The “followers” slogan hinders the school’s mission “to create a caring and safe environment and to foster leadership qualities in students,” the judge said in an opinion in October of last year.

The Scicchitanos and one other family appealed the rulings to the U.S. Court of Appeals for the 3rd Circuit, in Philadelphia. In an Aug. 26 opinion, a three-judge panel of that court appeared eager to address the merits of the case, calling the First Amendment issue “interesting.” It was prepared to analyze just how Filippo’s slogan fit under such rulings as the Supreme Court’s 1969 decision in Tinker v. Des Moines Independent School District, which upheld students’ right to wear black armbands to protest the Vietnam War.

But the appeals court held that the uniform policy suit had to be dismissed on procedural grounds.

Because the Scicchitanos had withdrawn their children from the district, and because they were seeking only an order to change the policy, they no longer had legal standing to sue. The parents of student Samantha Jo Stancavage might have had standing, but there was no evidence she had ever worn the “followers” slogan.

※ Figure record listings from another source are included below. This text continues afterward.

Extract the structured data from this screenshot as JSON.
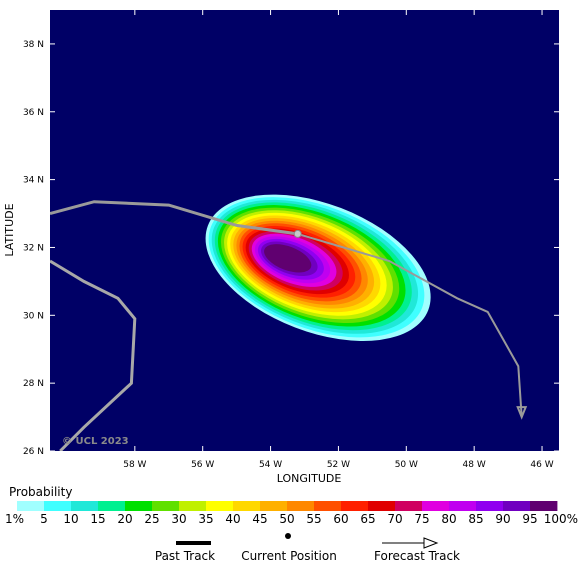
{
  "map": {
    "xlabel": "LONGITUDE",
    "ylabel": "LATITUDE",
    "copyright": "© UCL 2023",
    "background_color": "#000066",
    "lon_range": [
      -60.5,
      -45.5
    ],
    "lat_range": [
      26,
      39
    ],
    "lon_ticks": [
      {
        "value": -58,
        "label": "58 W"
      },
      {
        "value": -56,
        "label": "56 W"
      },
      {
        "value": -54,
        "label": "54 W"
      },
      {
        "value": -52,
        "label": "52 W"
      },
      {
        "value": -50,
        "label": "50 W"
      },
      {
        "value": -48,
        "label": "48 W"
      },
      {
        "value": -46,
        "label": "46 W"
      }
    ],
    "lat_ticks": [
      {
        "value": 26,
        "label": "26 N"
      },
      {
        "value": 28,
        "label": "28 N"
      },
      {
        "value": 30,
        "label": "30 N"
      },
      {
        "value": 32,
        "label": "32 N"
      },
      {
        "value": 34,
        "label": "34 N"
      },
      {
        "value": 36,
        "label": "36 N"
      },
      {
        "value": 38,
        "label": "38 N"
      }
    ],
    "past_track": [
      [
        -60.5,
        33.0
      ],
      [
        -59.2,
        33.35
      ],
      [
        -57.0,
        33.25
      ],
      [
        -55.0,
        32.65
      ],
      [
        -53.2,
        32.4
      ]
    ],
    "current_position": [
      -53.2,
      32.4
    ],
    "forecast_track": [
      [
        -53.2,
        32.4
      ],
      [
        -50.5,
        31.6
      ],
      [
        -48.5,
        30.5
      ],
      [
        -47.6,
        30.1
      ],
      [
        -46.7,
        28.5
      ],
      [
        -46.6,
        27.0
      ]
    ],
    "other_track": [
      [
        -60.5,
        31.6
      ],
      [
        -59.5,
        31.0
      ],
      [
        -58.5,
        30.5
      ],
      [
        -58.0,
        29.9
      ],
      [
        -58.1,
        28.0
      ],
      [
        -59.5,
        26.7
      ],
      [
        -60.2,
        26.0
      ]
    ],
    "probability_center": [
      -52.6,
      31.4
    ],
    "probability_max_percent": 100
  },
  "colorbar": {
    "title": "Probability",
    "labels": [
      "1%",
      "5",
      "10",
      "15",
      "20",
      "25",
      "30",
      "35",
      "40",
      "45",
      "50",
      "55",
      "60",
      "65",
      "70",
      "75",
      "80",
      "85",
      "90",
      "95",
      "100%"
    ],
    "colors": [
      "#a0ffff",
      "#40ffff",
      "#20e8d8",
      "#00f090",
      "#00e000",
      "#60e000",
      "#c0f000",
      "#ffff00",
      "#ffd800",
      "#ffb000",
      "#ff8800",
      "#ff5000",
      "#ff2000",
      "#e00000",
      "#d00060",
      "#e000e0",
      "#c000f0",
      "#9000f0",
      "#7000c0",
      "#600070"
    ]
  },
  "legend": {
    "past_track": "Past Track",
    "current_position": "Current Position",
    "forecast_track": "Forecast Track"
  }
}
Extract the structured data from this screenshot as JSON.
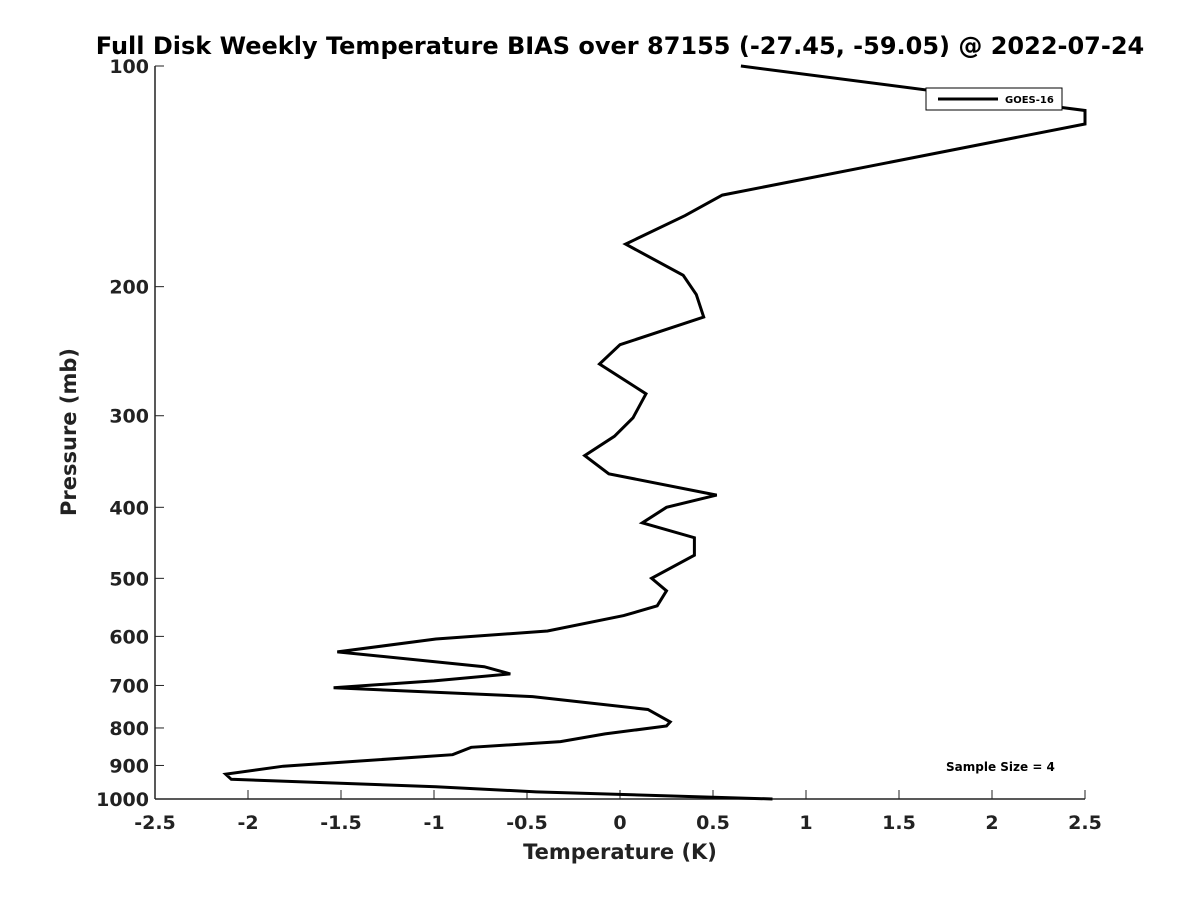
{
  "chart_data": {
    "type": "line",
    "title": "Full Disk Weekly Temperature BIAS over 87155 (-27.45, -59.05) @ 2022-07-24",
    "xlabel": "Temperature (K)",
    "ylabel": "Pressure (mb)",
    "xlim": [
      -2.5,
      2.5
    ],
    "ylim": [
      100,
      1000
    ],
    "y_scale": "log",
    "y_reversed": true,
    "x_ticks": [
      "-2.5",
      "-2",
      "-1.5",
      "-1",
      "-0.5",
      "0",
      "0.5",
      "1",
      "1.5",
      "2",
      "2.5"
    ],
    "y_ticks": [
      "100",
      "200",
      "300",
      "400",
      "500",
      "600",
      "700",
      "800",
      "900",
      "1000"
    ],
    "legend_position": "top-right",
    "color": "#000000",
    "series": [
      {
        "name": "GOES-16",
        "color": "#000000",
        "points": [
          [
            0.65,
            100
          ],
          [
            2.5,
            115
          ],
          [
            2.5,
            120
          ],
          [
            0.55,
            150
          ],
          [
            0.35,
            160
          ],
          [
            0.03,
            175
          ],
          [
            0.34,
            193
          ],
          [
            0.41,
            205
          ],
          [
            0.45,
            220
          ],
          [
            0.0,
            240
          ],
          [
            -0.11,
            255
          ],
          [
            0.14,
            280
          ],
          [
            0.07,
            302
          ],
          [
            -0.03,
            320
          ],
          [
            -0.19,
            340
          ],
          [
            -0.06,
            360
          ],
          [
            0.52,
            385
          ],
          [
            0.25,
            400
          ],
          [
            0.12,
            420
          ],
          [
            0.4,
            440
          ],
          [
            0.4,
            465
          ],
          [
            0.17,
            500
          ],
          [
            0.25,
            520
          ],
          [
            0.2,
            545
          ],
          [
            0.02,
            562
          ],
          [
            -0.39,
            590
          ],
          [
            -0.99,
            605
          ],
          [
            -1.52,
            630
          ],
          [
            -0.73,
            660
          ],
          [
            -0.59,
            675
          ],
          [
            -1.0,
            690
          ],
          [
            -1.54,
            705
          ],
          [
            -0.47,
            725
          ],
          [
            0.15,
            755
          ],
          [
            0.27,
            785
          ],
          [
            0.25,
            795
          ],
          [
            -0.08,
            815
          ],
          [
            -0.32,
            835
          ],
          [
            -0.8,
            850
          ],
          [
            -0.9,
            870
          ],
          [
            -1.81,
            902
          ],
          [
            -2.12,
            925
          ],
          [
            -2.09,
            940
          ],
          [
            -0.99,
            962
          ],
          [
            -0.45,
            978
          ],
          [
            0.82,
            1000
          ]
        ]
      }
    ],
    "annotation": "Sample Size = 4"
  }
}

The court noted that the girl’s mother had tried to iron on one of Ms. Scicchitano’s slogans to her daughter’s shirt. But, like the lawsuit, it failed to stick.

“I guess she didn’t do it the right way,” said Ms. Scicchitano.

In any event, Ms. Scicchitano vowed, her family has just begun to fight its legal battle against the district. They may try to target the state law that authorizes districts to adopt such policies.

Superintendent Beierschmitt lamented that the Scicchitano children have not returned to district schools. Their father, he said, used to help the district get hand-me-down equipment through his job as a technician for a television network. For obvious reasons, that’s no longer occurring.

Some districts are said to be tiring of mandatory uniforms, a policy that many public schools adopted in the 1990s. But the district is not only happy with its dress code, it recently extended it, in modified form, to its high school.

“There are so many variations allowed, it’s not really a uniform policy,” Mr. Beierschmitt said. “It’s just a standardized dress code. It’s going well.”